Group therapy is an effective treatment approach for Substance Use Disorder (SUD). It supports individual therapy and medication in a multi-pronged approach to addiction recovery. The idea of group therapy can be daunting for many, as people often fear opening up and becoming vulnerable in front of others. These fears usually subside after beginning group work.
Johan Hari says the ‘opposite of addiction is connection.’ Addiction can be a very isolating experience. When we participate in group therapy, we learn to connect and empathize with others. Ultimately, this leads to greater self-compassion and growth, which are two key factors for long-term recovery.
A trained mental health professional leads group therapy sessions. Clients get the chance to share their stories, thoughts, and experiences, and listen to others in the group share similar experiences. This cultivates a sense of understanding and compassion in the room.
Addiction impacts our mental and physical health. It also affects our well-being. It is common for those struggling with addiction to feel guilt and low self-worth. Many live with an internal voice that criticizes their life and choices, and the internal chatter, thoughts, and beliefs that come with addiction can be exhausting.
In group therapy, clients learn that many others also experience these self-criticisms. Groups help us understand that such negative thoughts result from:
- Unresolved trauma
- Other mental health issues
We learn that these thoughts are not a reflection of our worth or validity as a person.
What Are the Benefits of Group Therapy?
Group therapy is a cornerstone of addiction and mental health treatment. It increases self-awareness and promotes positive therapeutic outcomes. Group therapies for SUD target specific substances. Others in your group will also be in recovery from a given substance, and members may be at different stages of their recovery journey.
Common benefits of group therapy for SUD include:
- Compassionate support and encouragement
- Perspective on one’s experience
- Improved behavioral health
- Improved communication skills
- Reduced sense of isolation and loneliness
- Connection to others
According to SAMHSA, ‘the lives of individuals are shaped, for better or worse, by their experiences in groups. People are born into groups. Throughout life, they join groups. They will influence and be influenced by family, religious, social, and cultural groups that constantly shape behavior, self‐image, and both physical and mental health.’
As such, group work is a powerful healing tool. Through connection with and understanding of others, clients in group therapy get the chance to shift their perspective on their circumstances. One of the principles of group work is fostering a greater connection to ourselves and others.

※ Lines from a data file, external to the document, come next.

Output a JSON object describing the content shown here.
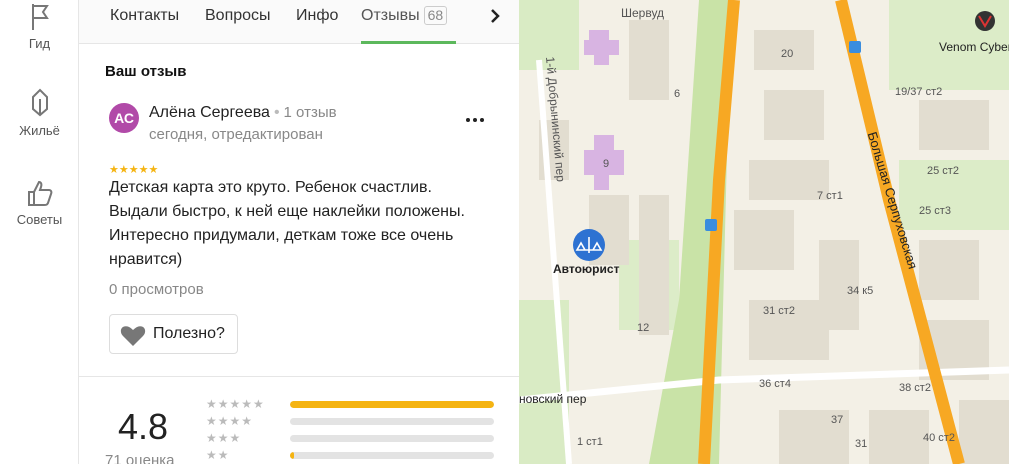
{
  "rail": {
    "items": [
      {
        "label": "Гид",
        "icon": "flag-icon"
      },
      {
        "label": "Жильё",
        "icon": "house-icon"
      },
      {
        "label": "Советы",
        "icon": "thumbs-up-icon"
      }
    ]
  },
  "tabs": {
    "items": [
      "Контакты",
      "Вопросы",
      "Инфо",
      "Отзывы"
    ],
    "reviews_count": "68",
    "active": "Отзывы"
  },
  "review": {
    "section_title": "Ваш отзыв",
    "avatar_initials": "АС",
    "author": "Алёна Сергеева",
    "author_reviews": "1 отзыв",
    "date": "сегодня, отредактирован",
    "stars": 5,
    "text": "Детская карта это круто. Ребенок счастлив. Выдали быстро, к ней еще наклейки положены. Интересно придумали, деткам тоже все очень нравится)",
    "views": "0 просмотров",
    "useful_label": "Полезно?"
  },
  "rating": {
    "value": "4.8",
    "count_label": "71 оценка",
    "distribution": [
      {
        "stars": 5,
        "fraction": 1.0
      },
      {
        "stars": 4,
        "fraction": 0.0
      },
      {
        "stars": 3,
        "fraction": 0.0
      },
      {
        "stars": 2,
        "fraction": 0.02
      }
    ]
  },
  "map": {
    "labels": {
      "sherwood": "Шервуд",
      "venom": "Venom Cyber",
      "dobryninsky": "1-й Добрынинский пер",
      "bolshaya": "Большая Серпуховская",
      "autolawyer": "Автоюрист",
      "lane_bottom": "новский пер",
      "n20": "20",
      "n19_37": "19/37 ст2",
      "n25_2": "25 ст2",
      "n25_3": "25 ст3",
      "n7_1": "7 ст1",
      "n34_5": "34 к5",
      "n31_2": "31 ст2",
      "n36_4": "36 ст4",
      "n38_2": "38 ст2",
      "n40_2": "40 ст2",
      "n37": "37",
      "n12": "12",
      "n9": "9",
      "n6": "6",
      "n1_1": "1 ст1",
      "n31": "31"
    },
    "colors": {
      "road": "#f7a823",
      "park": "#c9e3a7",
      "buildings": "#e2ddd0",
      "purple": "#d8b4e2"
    }
  }
}
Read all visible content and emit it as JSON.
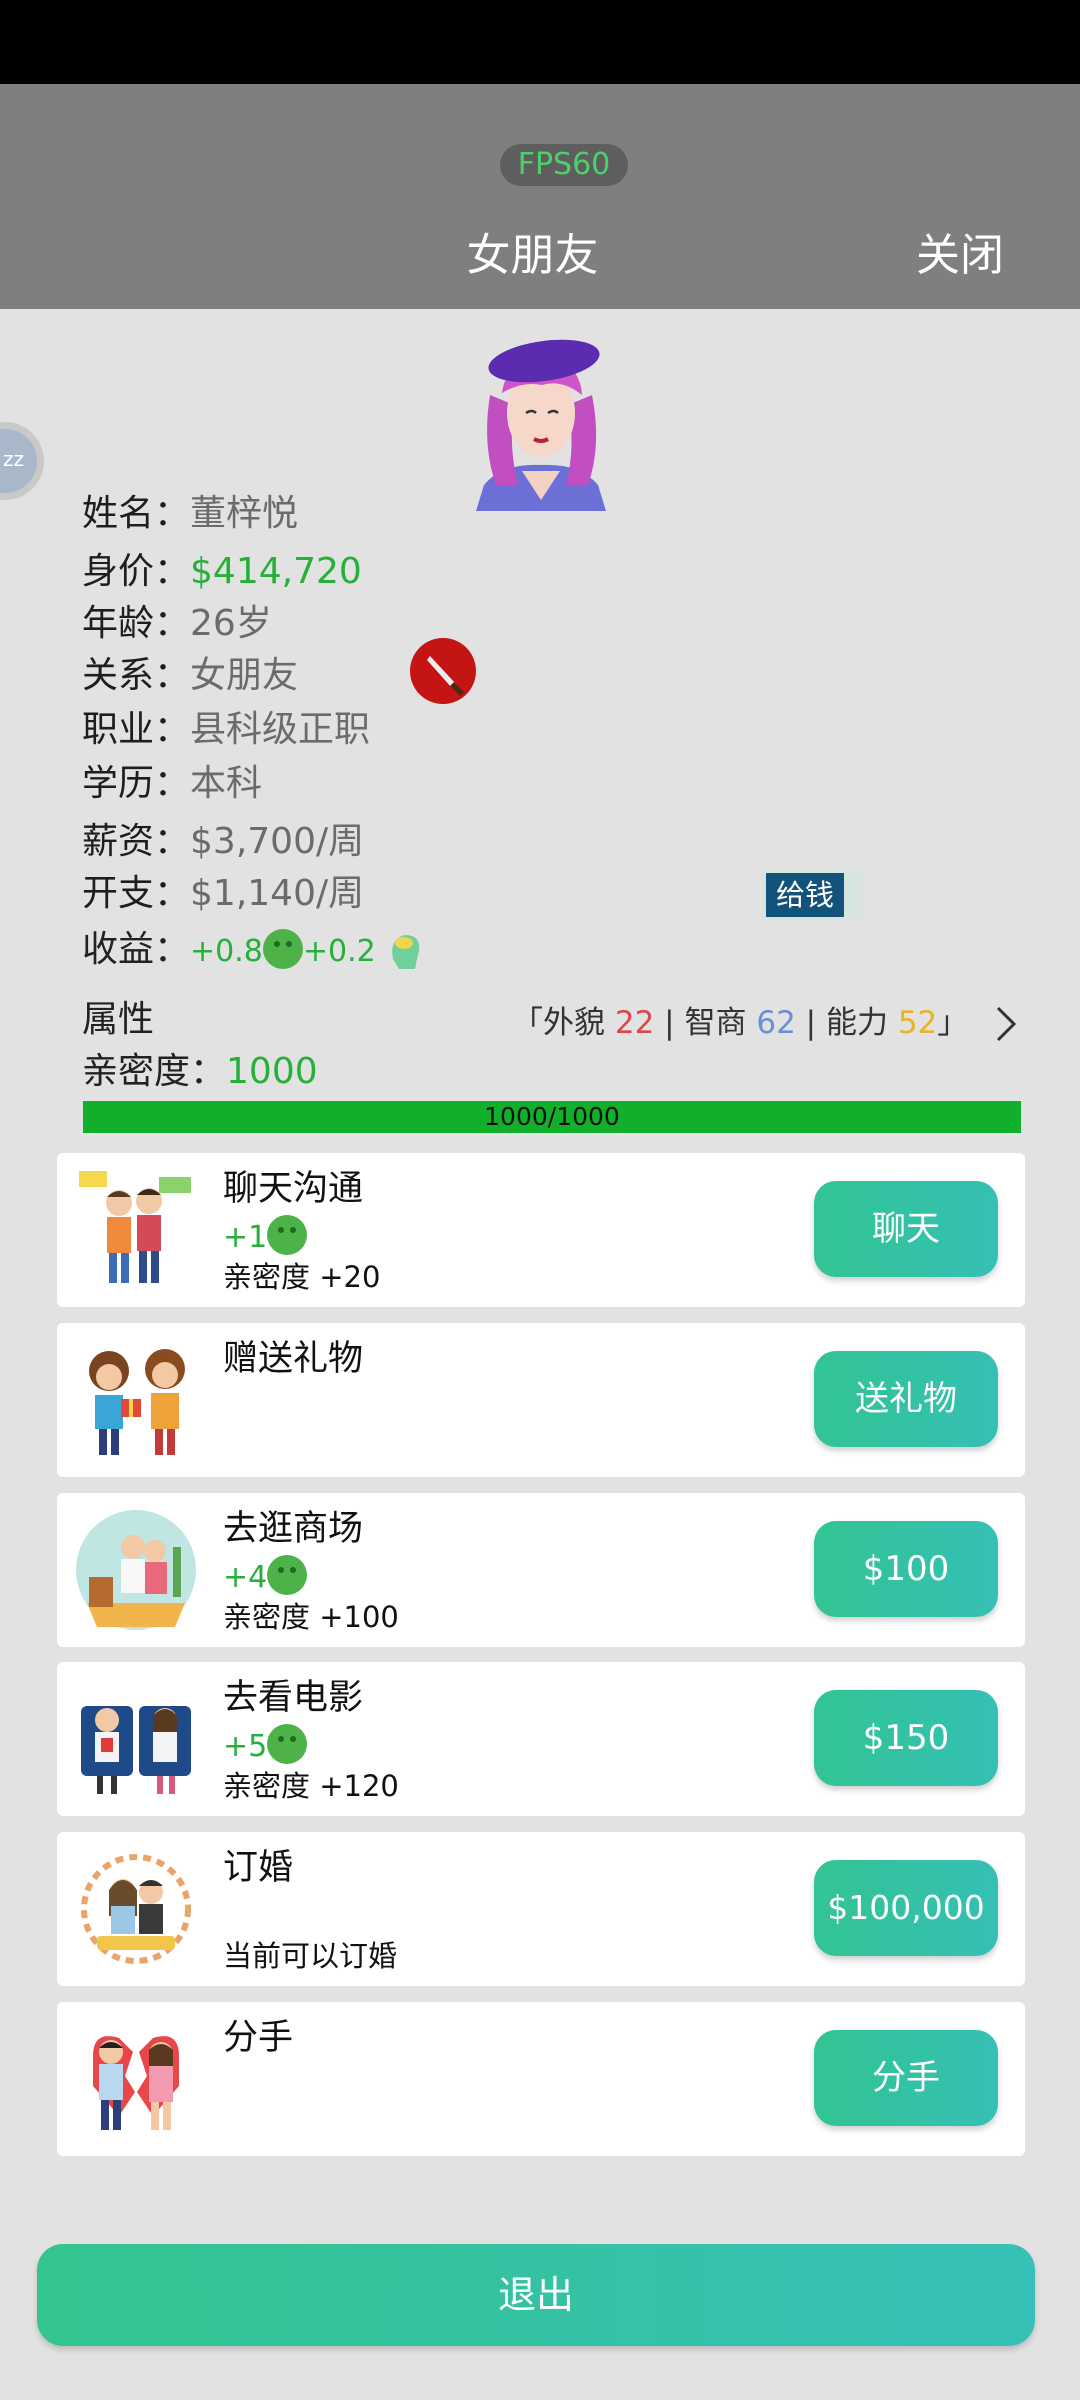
{
  "header": {
    "fps": "FPS60",
    "title": "女朋友",
    "close": "关闭"
  },
  "side_bubble": "zz",
  "profile": {
    "name_k": "姓名：",
    "name_v": "董梓悦",
    "worth_k": "身价：",
    "worth_v": "$414,720",
    "age_k": "年龄：",
    "age_v": "26岁",
    "rel_k": "关系：",
    "rel_v": "女朋友",
    "job_k": "职业：",
    "job_v": "县科级正职",
    "edu_k": "学历：",
    "edu_v": "本科",
    "salary_k": "薪资：",
    "salary_v": "$3,700/周",
    "expense_k": "开支：",
    "expense_v": "$1,140/周",
    "give_money": "给钱",
    "earn_k": "收益：",
    "earn_a": "+0.8",
    "earn_b": "+0.2"
  },
  "attributes": {
    "label": "属性",
    "open": "「外貌",
    "looks": "22",
    "sep1": "| 智商",
    "iq": "62",
    "sep2": "| 能力",
    "ability": "52",
    "close": "」",
    "intimacy_k": "亲密度：",
    "intimacy_v": "1000",
    "bar_text": "1000/1000",
    "bar_fraction": 1.0
  },
  "actions": [
    {
      "name": "聊天沟通",
      "gain": "+1",
      "intimacy": "亲密度 +20",
      "button": "聊天"
    },
    {
      "name": "赠送礼物",
      "gain": "",
      "intimacy": "",
      "button": "送礼物"
    },
    {
      "name": "去逛商场",
      "gain": "+4",
      "intimacy": "亲密度 +100",
      "button": "$100"
    },
    {
      "name": "去看电影",
      "gain": "+5",
      "intimacy": "亲密度 +120",
      "button": "$150"
    },
    {
      "name": "订婚",
      "gain": "",
      "intimacy": "当前可以订婚",
      "button": "$100,000"
    },
    {
      "name": "分手",
      "gain": "",
      "intimacy": "",
      "button": "分手"
    }
  ],
  "exit": "退出",
  "colors": {
    "header": "#7f7f7f",
    "accent": "#34c3a0",
    "green": "#26b03a",
    "bg": "#e2e2e2"
  }
}
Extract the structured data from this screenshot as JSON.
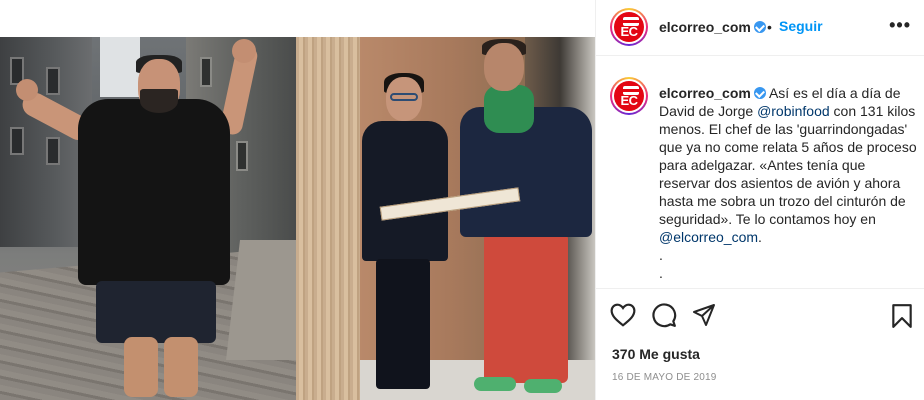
{
  "post": {
    "account": "elcorreo_com",
    "avatar_text": "EC",
    "header": {
      "separator": "•",
      "follow_label": "Seguir",
      "more_label": "•••"
    },
    "caption": {
      "username": "elcorreo_com",
      "part1": " Así es el día a día de David de Jorge ",
      "mention1": "@robinfood",
      "part2": " con 131 kilos menos. El chef de las 'guarrindongadas' que ya no come relata 5 años de proceso para adelgazar. «Antes tenía que reservar dos asientos de avión y ahora hasta me sobra un trozo del cinturón de seguridad». Te lo contamos hoy en ",
      "mention2": "@elcorreo_com",
      "part3": ".",
      "dot1": ".",
      "dot2": "."
    },
    "likes": "370 Me gusta",
    "date": "16 DE MAYO DE 2019"
  },
  "icons": {
    "verified": "verified-badge-icon",
    "like": "heart-icon",
    "comment": "comment-icon",
    "share": "send-icon",
    "save": "bookmark-icon",
    "more": "more-options-icon"
  },
  "colors": {
    "link_blue": "#0095f6",
    "mention": "#00376b",
    "verified": "#3897f0",
    "brand_red": "#e30613",
    "meta_gray": "#8e8e8e"
  }
}
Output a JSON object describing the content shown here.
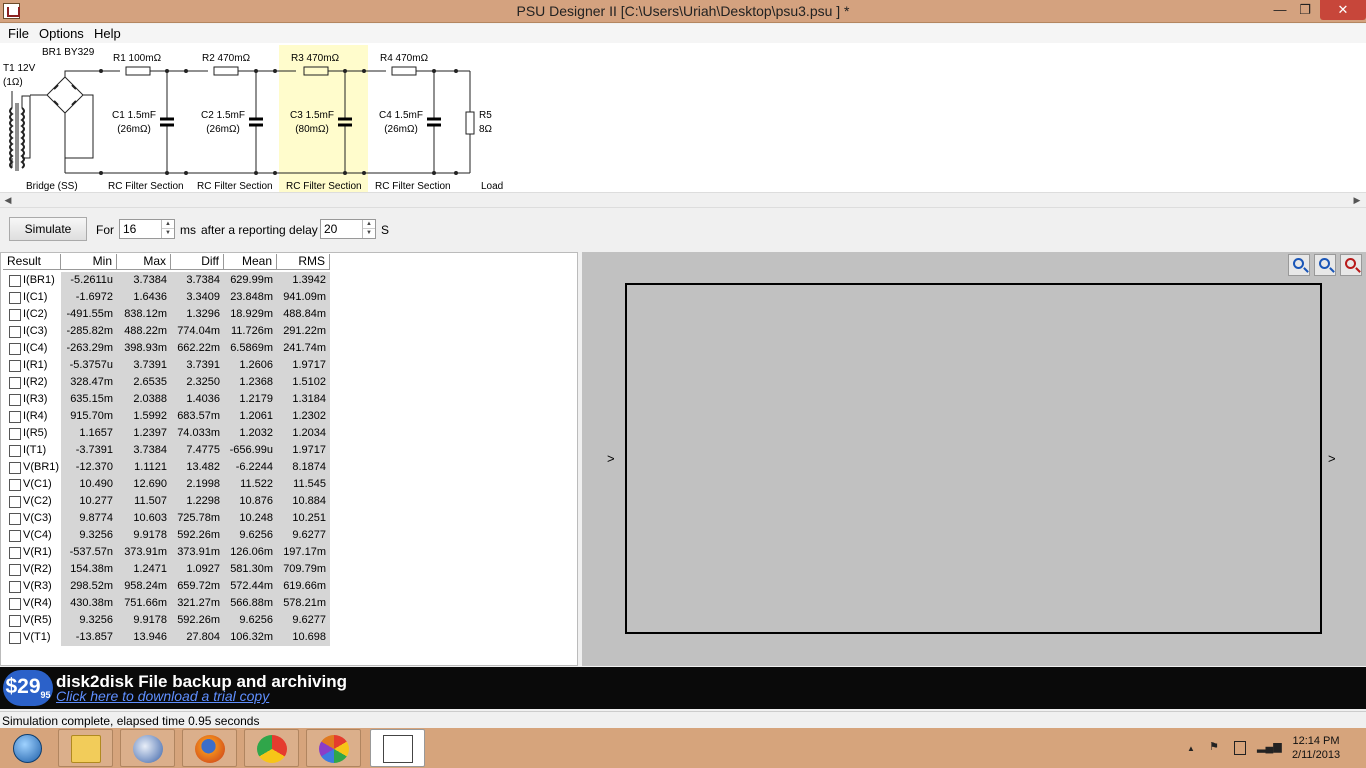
{
  "window": {
    "title": "PSU Designer II  [C:\\Users\\Uriah\\Desktop\\psu3.psu ] *",
    "min_glyph": "—",
    "max_glyph": "❐",
    "close_glyph": "✕"
  },
  "menu": {
    "file": "File",
    "options": "Options",
    "help": "Help"
  },
  "schematic": {
    "t1_name": "T1 12V",
    "t1_res": "(1Ω)",
    "br1": "BR1 BY329",
    "r1": "R1 100mΩ",
    "r2": "R2 470mΩ",
    "r3": "R3 470mΩ",
    "r4": "R4 470mΩ",
    "c1_val": "C1 1.5mF",
    "c1_esr": "(26mΩ)",
    "c2_val": "C2 1.5mF",
    "c2_esr": "(26mΩ)",
    "c3_val": "C3 1.5mF",
    "c3_esr": "(80mΩ)",
    "c4_val": "C4 1.5mF",
    "c4_esr": "(26mΩ)",
    "r5_name": "R5",
    "r5_val": "8Ω",
    "bridge_label": "Bridge (SS)",
    "section1": "RC Filter Section",
    "section2": "RC Filter Section",
    "section3": "RC Filter Section",
    "section4": "RC Filter Section",
    "load_label": "Load"
  },
  "toolbar": {
    "simulate": "Simulate",
    "for_label": "For",
    "duration": "16",
    "ms_label": "ms",
    "delay_label": "after a reporting delay of",
    "delay": "20",
    "s_label": "S"
  },
  "results": {
    "headers": [
      "Result",
      "Min",
      "Max",
      "Diff",
      "Mean",
      "RMS"
    ],
    "rows": [
      {
        "name": "I(BR1)",
        "min": "-5.2611u",
        "max": "3.7384",
        "diff": "3.7384",
        "mean": "629.99m",
        "rms": "1.3942"
      },
      {
        "name": "I(C1)",
        "min": "-1.6972",
        "max": "1.6436",
        "diff": "3.3409",
        "mean": "23.848m",
        "rms": "941.09m"
      },
      {
        "name": "I(C2)",
        "min": "-491.55m",
        "max": "838.12m",
        "diff": "1.3296",
        "mean": "18.929m",
        "rms": "488.84m"
      },
      {
        "name": "I(C3)",
        "min": "-285.82m",
        "max": "488.22m",
        "diff": "774.04m",
        "mean": "11.726m",
        "rms": "291.22m"
      },
      {
        "name": "I(C4)",
        "min": "-263.29m",
        "max": "398.93m",
        "diff": "662.22m",
        "mean": "6.5869m",
        "rms": "241.74m"
      },
      {
        "name": "I(R1)",
        "min": "-5.3757u",
        "max": "3.7391",
        "diff": "3.7391",
        "mean": "1.2606",
        "rms": "1.9717"
      },
      {
        "name": "I(R2)",
        "min": "328.47m",
        "max": "2.6535",
        "diff": "2.3250",
        "mean": "1.2368",
        "rms": "1.5102"
      },
      {
        "name": "I(R3)",
        "min": "635.15m",
        "max": "2.0388",
        "diff": "1.4036",
        "mean": "1.2179",
        "rms": "1.3184"
      },
      {
        "name": "I(R4)",
        "min": "915.70m",
        "max": "1.5992",
        "diff": "683.57m",
        "mean": "1.2061",
        "rms": "1.2302"
      },
      {
        "name": "I(R5)",
        "min": "1.1657",
        "max": "1.2397",
        "diff": "74.033m",
        "mean": "1.2032",
        "rms": "1.2034"
      },
      {
        "name": "I(T1)",
        "min": "-3.7391",
        "max": "3.7384",
        "diff": "7.4775",
        "mean": "-656.99u",
        "rms": "1.9717"
      },
      {
        "name": "V(BR1)",
        "min": "-12.370",
        "max": "1.1121",
        "diff": "13.482",
        "mean": "-6.2244",
        "rms": "8.1874"
      },
      {
        "name": "V(C1)",
        "min": "10.490",
        "max": "12.690",
        "diff": "2.1998",
        "mean": "11.522",
        "rms": "11.545"
      },
      {
        "name": "V(C2)",
        "min": "10.277",
        "max": "11.507",
        "diff": "1.2298",
        "mean": "10.876",
        "rms": "10.884"
      },
      {
        "name": "V(C3)",
        "min": "9.8774",
        "max": "10.603",
        "diff": "725.78m",
        "mean": "10.248",
        "rms": "10.251"
      },
      {
        "name": "V(C4)",
        "min": "9.3256",
        "max": "9.9178",
        "diff": "592.26m",
        "mean": "9.6256",
        "rms": "9.6277"
      },
      {
        "name": "V(R1)",
        "min": "-537.57n",
        "max": "373.91m",
        "diff": "373.91m",
        "mean": "126.06m",
        "rms": "197.17m"
      },
      {
        "name": "V(R2)",
        "min": "154.38m",
        "max": "1.2471",
        "diff": "1.0927",
        "mean": "581.30m",
        "rms": "709.79m"
      },
      {
        "name": "V(R3)",
        "min": "298.52m",
        "max": "958.24m",
        "diff": "659.72m",
        "mean": "572.44m",
        "rms": "619.66m"
      },
      {
        "name": "V(R4)",
        "min": "430.38m",
        "max": "751.66m",
        "diff": "321.27m",
        "mean": "566.88m",
        "rms": "578.21m"
      },
      {
        "name": "V(R5)",
        "min": "9.3256",
        "max": "9.9178",
        "diff": "592.26m",
        "mean": "9.6256",
        "rms": "9.6277"
      },
      {
        "name": "V(T1)",
        "min": "-13.857",
        "max": "13.946",
        "diff": "27.804",
        "mean": "106.32m",
        "rms": "10.698"
      }
    ]
  },
  "graph": {
    "left_arrow": ">",
    "right_arrow": ">"
  },
  "ad": {
    "price": "$29",
    "price_cents": "95",
    "headline": "disk2disk File backup and archiving",
    "link": "Click here to download a trial copy"
  },
  "status": "Simulation complete, elapsed time 0.95 seconds",
  "taskbar": {
    "time": "12:14 PM",
    "date": "2/11/2013",
    "tray_chevron": "▲"
  },
  "colors": {
    "titlebar": "#d4a27f",
    "highlight": "#fffccc",
    "ad_background": "#0a0a0a",
    "price_badge": "#2b61c9",
    "link": "#5f8fff",
    "graph_background": "#c1c1c1"
  }
}
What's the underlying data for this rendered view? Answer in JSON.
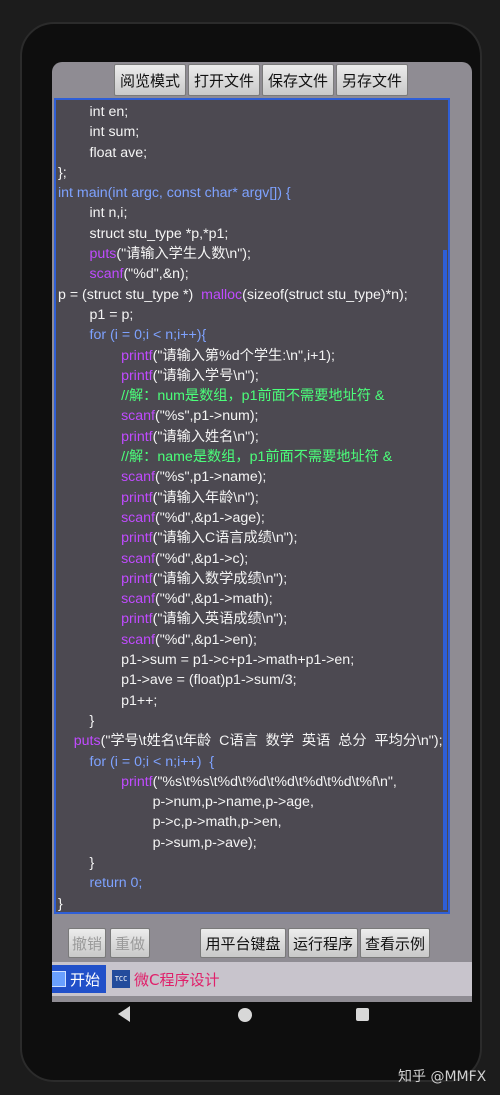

What Types of Group Therapy Are Available?
Treatment providers use various group-based treatment models to help clients achieve lasting recovery. Groups usually consist of members who share treatment needs, and common types of groups used in addiction recovery programs include:
Clients learn about the nature of addiction and mental health issues. Psychoeducation (PE) groups cover addiction, medication, mental health conditions, and lifestyle. Topics covered in PE encourage self-exploration, and clients explore how topics relate to their own circumstances.
Support groups provide peer support and a sense of accountability in clients. They encourage resilience and maintenance of sobriety.
Cognitive Behavioral Therapy
This group helps clients recognize limiting patterns of thoughts and beliefs. Clients in this group learn to:
- Develop practical problem-solving skills
- Set realistic goals
- Identify maladaptive behaviors and emotions
Skill-building and development groups teach clients about relapse prevention and self-management. In this group, clients learn how to set healthy boundaries. They learn how to manage difficult emotions, how to relax, and how to cope with triggers and stress.
Interpersonal Process Groups
Interpersonal process groups focus on clients issues and offer effective solutions. A client discusses an issue and works with group members to find solutions. Interpersonal groups offer the chance to practice communication and problem-solving. Clients then apply these skills to their relationships outside treatment.
Each of the above group models has benefits for clients struggling with SUD. A trauma-informed, expert-trained group leader facilitates a powerful therapeutic experience for each group. The type of group offered to a client must suit their treatment needs.